The narrative in this series is incredibly mature and hits close to home, and the way you take control of Shepard feels personal and impactful. Rarely do I get as attached to a cast of characters and a playable protagonist as I did with Mass Effect. And rarely do the stakes feel as pressing as they do here. It really is the rare sort of game that deserves all the hype and then some.
I’m currently in the process of reviewing the fourth game in this series, and it’s reminding me all over again of how delightful, special, and gorgeous Syberia’s overall story is. You play as Kate Walker, a lawyer from New York who leaves her disenchanted life behind for a chaotic life of adventure.

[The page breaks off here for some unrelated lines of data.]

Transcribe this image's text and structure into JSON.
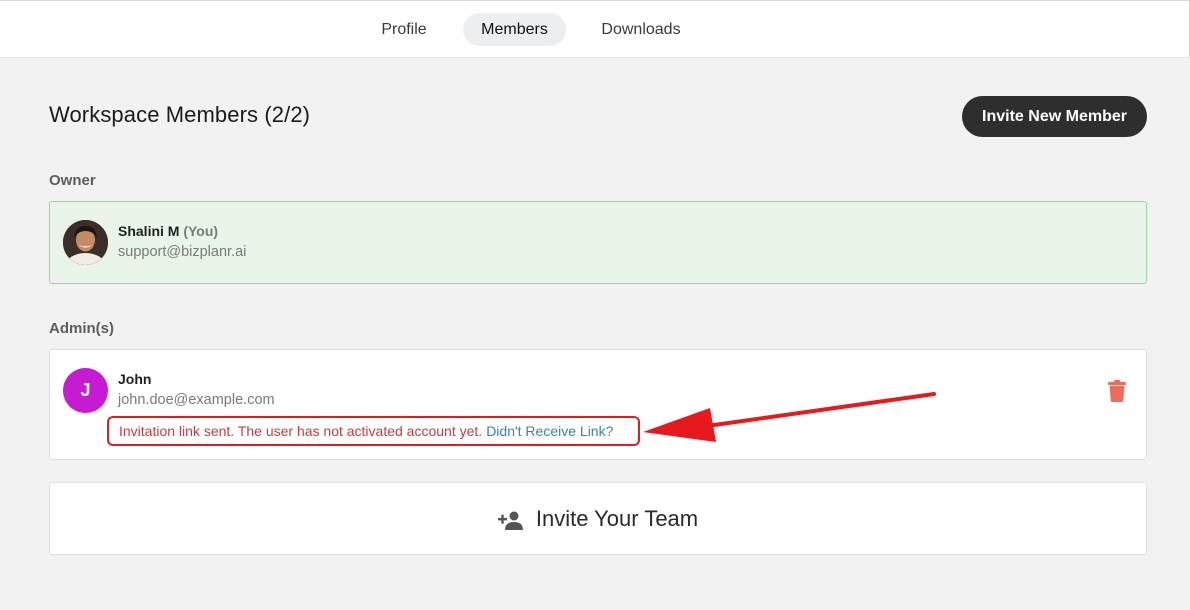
{
  "tabs": [
    {
      "label": "Profile"
    },
    {
      "label": "Members"
    },
    {
      "label": "Downloads"
    }
  ],
  "header": {
    "title": "Workspace Members (2/2)",
    "invite_button": "Invite New Member"
  },
  "owner_section": {
    "label": "Owner",
    "member": {
      "name": "Shalini M",
      "you_tag": "(You)",
      "email": "support@bizplanr.ai"
    }
  },
  "admin_section": {
    "label": "Admin(s)",
    "member": {
      "avatar_letter": "J",
      "name": "John",
      "email": "john.doe@example.com",
      "status_text": "Invitation link sent. The user has not activated account yet.",
      "status_link": "Didn't Receive Link?"
    }
  },
  "invite_team": {
    "label": "Invite Your Team",
    "icon": "person-add-icon"
  },
  "colors": {
    "accent_dark": "#2e2e2e",
    "owner_bg": "#e8f5e8",
    "avatar_purple": "#c71bd3",
    "warning_red": "#e21b1b",
    "link_blue": "#2f86c2",
    "trash_red": "#f06b5b"
  }
}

It seems typical on paper, but the narrative is so down-to-earth, effortlessly charming, and atmospherically gripping. Without relying on flashy tricks or tropes, it sucks you in and asks you questions about how you define your life that stick with you long after playing. Without even meaning to do so, this game is intensely personal in all the best ways.
15. Life Is Strange
I’m surprised I didn’t include this in the original list of 10. I think I’ve been so jaded by the general corporate direction DontNod and Deck9 have taken with this series, I forgot how powerful the original game was. While Life Is Strange was in many ways cringey and over-the-top, it also had a special spark to it that the series has repeatedly tried and failed to replicate ever since. (I say that as a fan of the second game, don’t hate.)
There’s so much I could say about this game’s story: the nature of relationships between teen girls; the powers working against said girls, both supernatural and otherwise; why we’re drawn to art, and how it saves us, and so on. I just wish the companies wouldn’t keep milking this series and let it be what it is.
16. Planescape: Torment
This is another game I’ve yet to play, but I’ve heard many great things about it. Planescape: Torment is all about philosophy and the nature of one’s impact on the world, both minor and major. A recurring question is: “What can change the nature of a man?”

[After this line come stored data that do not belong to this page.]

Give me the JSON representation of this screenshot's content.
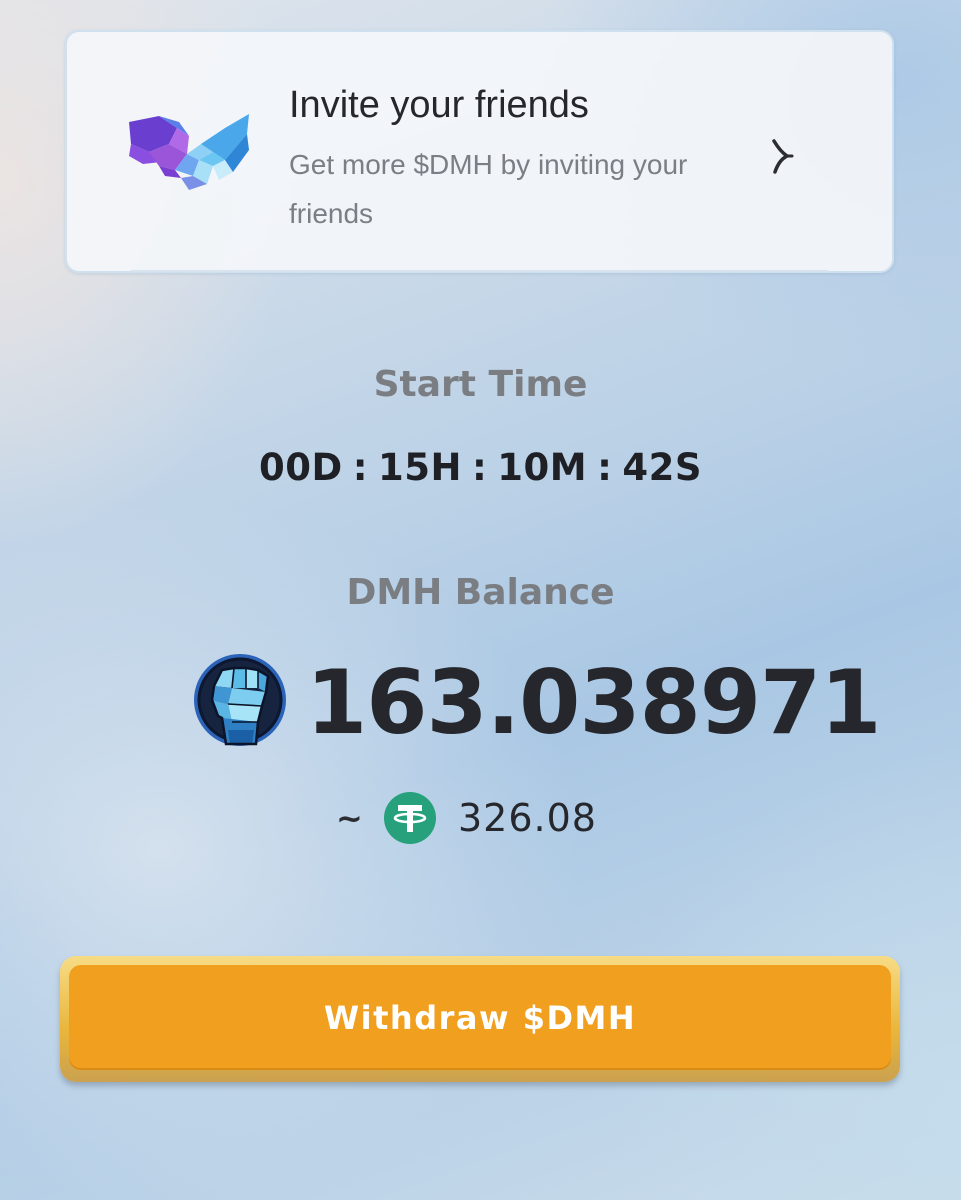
{
  "invite": {
    "title": "Invite your friends",
    "subtitle": "Get more $DMH by inviting your friends",
    "image": "handshake-image",
    "chevron_icon": "chevron-right-icon"
  },
  "timer": {
    "label": "Start Time",
    "days": "00D",
    "hours": "15H",
    "minutes": "10M",
    "seconds": "42S",
    "separator": ":"
  },
  "balance": {
    "label": "DMH Balance",
    "amount": "163.038971",
    "token_icon": "fist-coin-icon",
    "approx_symbol": "~",
    "usdt_icon": "tether-icon",
    "usdt_value": "326.08"
  },
  "withdraw": {
    "label": "Withdraw $DMH"
  },
  "colors": {
    "button": "#f19f1e",
    "tether": "#26a17b",
    "label_gray": "#7a7d82"
  }
}
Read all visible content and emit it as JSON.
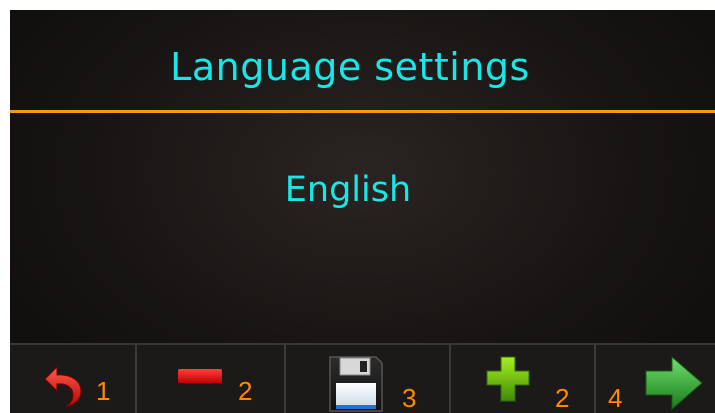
{
  "header": {
    "title": "Language settings"
  },
  "main": {
    "current_language": "English"
  },
  "toolbar": {
    "back": {
      "icon": "undo-arrow-icon",
      "key": "1",
      "color": "#e01818"
    },
    "minus": {
      "icon": "minus-icon",
      "key": "2",
      "color": "#e81010"
    },
    "save": {
      "icon": "floppy-disk-icon",
      "key": "3"
    },
    "plus": {
      "icon": "plus-icon",
      "key": "2",
      "color": "#6bd00c"
    },
    "next": {
      "icon": "right-arrow-icon",
      "key": "4",
      "color": "#2ea52e"
    }
  },
  "colors": {
    "text": "#19e6e6",
    "accent_line": "#f29a12",
    "key_number": "#ff8a00"
  }
}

Yeesh. And also, very cool.
While I didn’t rank these in any particular order, I wanted to leave ValiDate here so it’d catch your attention. I had the pleasure of interviewing game creator Dani LaLonders some time back and walked away even more impressed with the writing of the game.
Visual novels tend to have better writing as a whole, since they’re so writing-heavy, but ValiDate goes above and beyond in its portrayal of all kinds of modern relationships. It’s empathetic, it’s real, and it’s incredibly fun to follow the plot lines of each character. I’m very excited for the remaining chapters!